Published 15 July 2008

Can biometrics make banking more secure? Perhaps this will: New system allows customers to designate one finger as ‘panic finger”: swipe the said digit across the scanner and the transaction will appear to go through as normal even as the bank is alerted that something fishy is going on

Villains, beware. The fight against online fraud has a new weapon — the panic finger. Banks in Europe and South Africa are testing a device which authenticates online transactions by asking customers to run their fingerprint over a reader. If the print matches a stored copy, the device, which is made by Siemens, a German firm, and AXSionics, a Swiss firm, shows a PIN code that can then confirm the transaction. Consumers can enrol more than one finger when they start using the scanner. That adds yet another layer of security: worrywarts can set the device to require a concerto’s worth of fingerprints before it gives out the PIN code. It also allows people to designate a panic finger, for use if fraudsters are forcing customers to use the device. Swipe the said digit across the scanner and the transaction will appear to go through as normal even as the bank is alerted that something fishy is going on.
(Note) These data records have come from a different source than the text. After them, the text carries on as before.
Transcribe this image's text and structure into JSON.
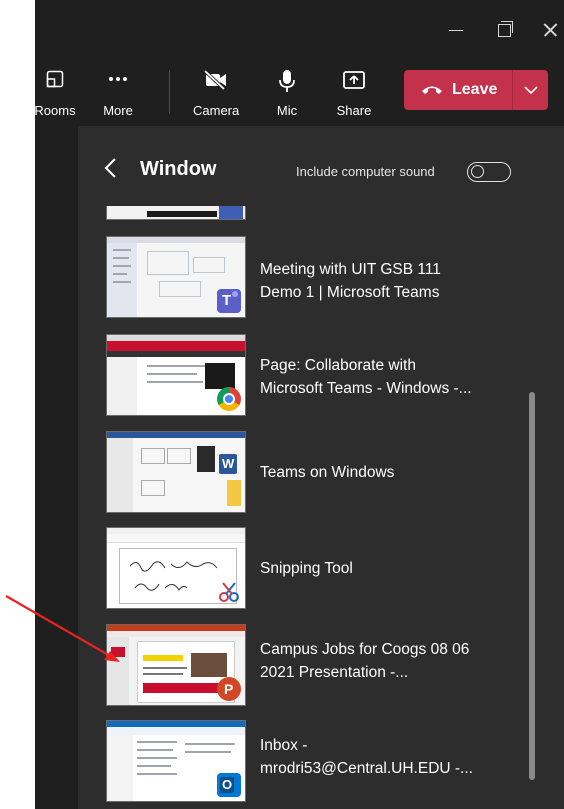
{
  "toolbar": {
    "rooms_label": "Rooms",
    "more_label": "More",
    "camera_label": "Camera",
    "mic_label": "Mic",
    "share_label": "Share",
    "leave_label": "Leave"
  },
  "panel": {
    "title": "Window",
    "sound_label": "Include computer sound",
    "sound_on": false
  },
  "windows": [
    {
      "title_line1": "Meeting with UIT GSB 111",
      "title_line2": "Demo 1 | Microsoft Teams",
      "app": "teams-icon"
    },
    {
      "title_line1": "Page: Collaborate with",
      "title_line2": "Microsoft Teams - Windows -...",
      "app": "chrome-icon"
    },
    {
      "title_line1": "Teams on Windows",
      "title_line2": "",
      "app": "word-icon"
    },
    {
      "title_line1": "Snipping Tool",
      "title_line2": "",
      "app": "snipping-tool-icon"
    },
    {
      "title_line1": "Campus Jobs for Coogs 08 06",
      "title_line2": "2021 Presentation -...",
      "app": "powerpoint-icon"
    },
    {
      "title_line1": "Inbox -",
      "title_line2": "mrodri53@Central.UH.EDU -...",
      "app": "outlook-icon"
    }
  ],
  "colors": {
    "leave": "#c4314b",
    "background": "#1f1f1f",
    "panel": "#2d2d2d",
    "annotation_arrow": "#e8231f"
  }
}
For the truly neurotic, there is yet more reassurance. Criminals who are tempted to hack off customers’ fingers will be disappointed: the scanner has to detect circulating blood to work.
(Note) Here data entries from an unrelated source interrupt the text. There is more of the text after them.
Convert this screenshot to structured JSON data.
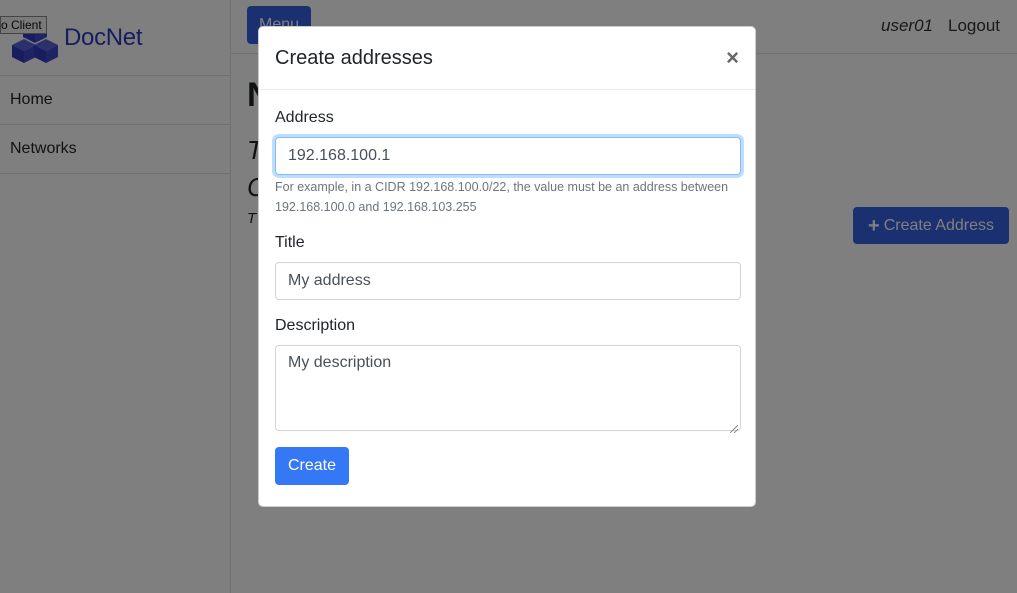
{
  "app": {
    "brand": "DocNet",
    "tooltip": "o Client"
  },
  "sidebar": {
    "items": [
      {
        "label": "Home"
      },
      {
        "label": "Networks"
      }
    ]
  },
  "topbar": {
    "menu_label": "Menu",
    "user": "user01",
    "logout_label": "Logout"
  },
  "main": {
    "title_char": "N",
    "line1_char": "T",
    "line2_char": "C",
    "line3_char": "T",
    "create_address_label": "Create Address"
  },
  "modal": {
    "title": "Create addresses",
    "close_symbol": "×",
    "address_label": "Address",
    "address_value": "192.168.100.1",
    "address_help": "For example, in a CIDR 192.168.100.0/22, the value must be an address between 192.168.100.0 and 192.168.103.255",
    "title_label": "Title",
    "title_value": "My address",
    "description_label": "Description",
    "description_value": "My description",
    "submit_label": "Create"
  },
  "colors": {
    "brand": "#2f3bbf",
    "primary": "#3478f6",
    "primary_dim": "#3461e0"
  },
  "icons": {
    "logo": "cubes-logo-icon",
    "close": "close-icon",
    "plus": "plus-icon"
  }
}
All very ingenious — but, asks the Economist, will it take off? The technology is fast improving and the algorithms used to read fingerprints are more reliable than ever. Consumers value security. According to a survey of American bank customers in 2007 by Gartner, a research firm, more than half rate security features as extremely important when deciding whether to go online. Banks gain too. It is harder for customers to repudiate transactions when their fingerprints are all over them. Two big hurdles remain, however — convenience and cost. Training customers to use something new is never easy. Scanning fingerprints adds time as well as security. Also, the device is another thing to lose or break. Systems based on voice biometrics look more user-friendly: people already use telephones, and can do so on the move. Voice signatures can also make transactions swifter, by cutting out the need to enter account details.
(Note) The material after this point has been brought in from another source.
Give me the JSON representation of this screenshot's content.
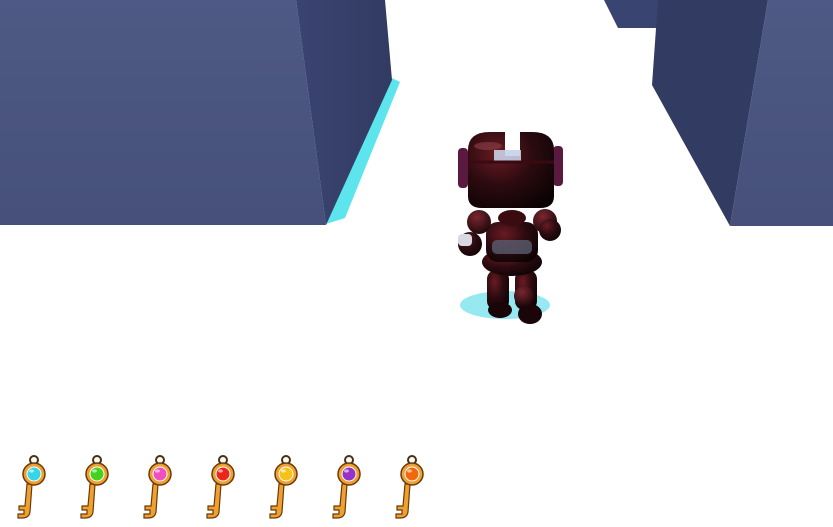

The Economist says that the economics are an even bigger barrier. The costs of the technology are coming down, but the device is still more expensive than other systems. Creating passwords costs virtually nothing and smart-card readers for use at home are much cheaper too. Fingerprint scanners are not for the mass market, says Avivah Litan, an analyst at Gartner, who does think that voice biometrics will be in widespread use in America within three years. Siemens says that banks serving affluent customers are most likely to use its technology-fingers firmly crossed, that is.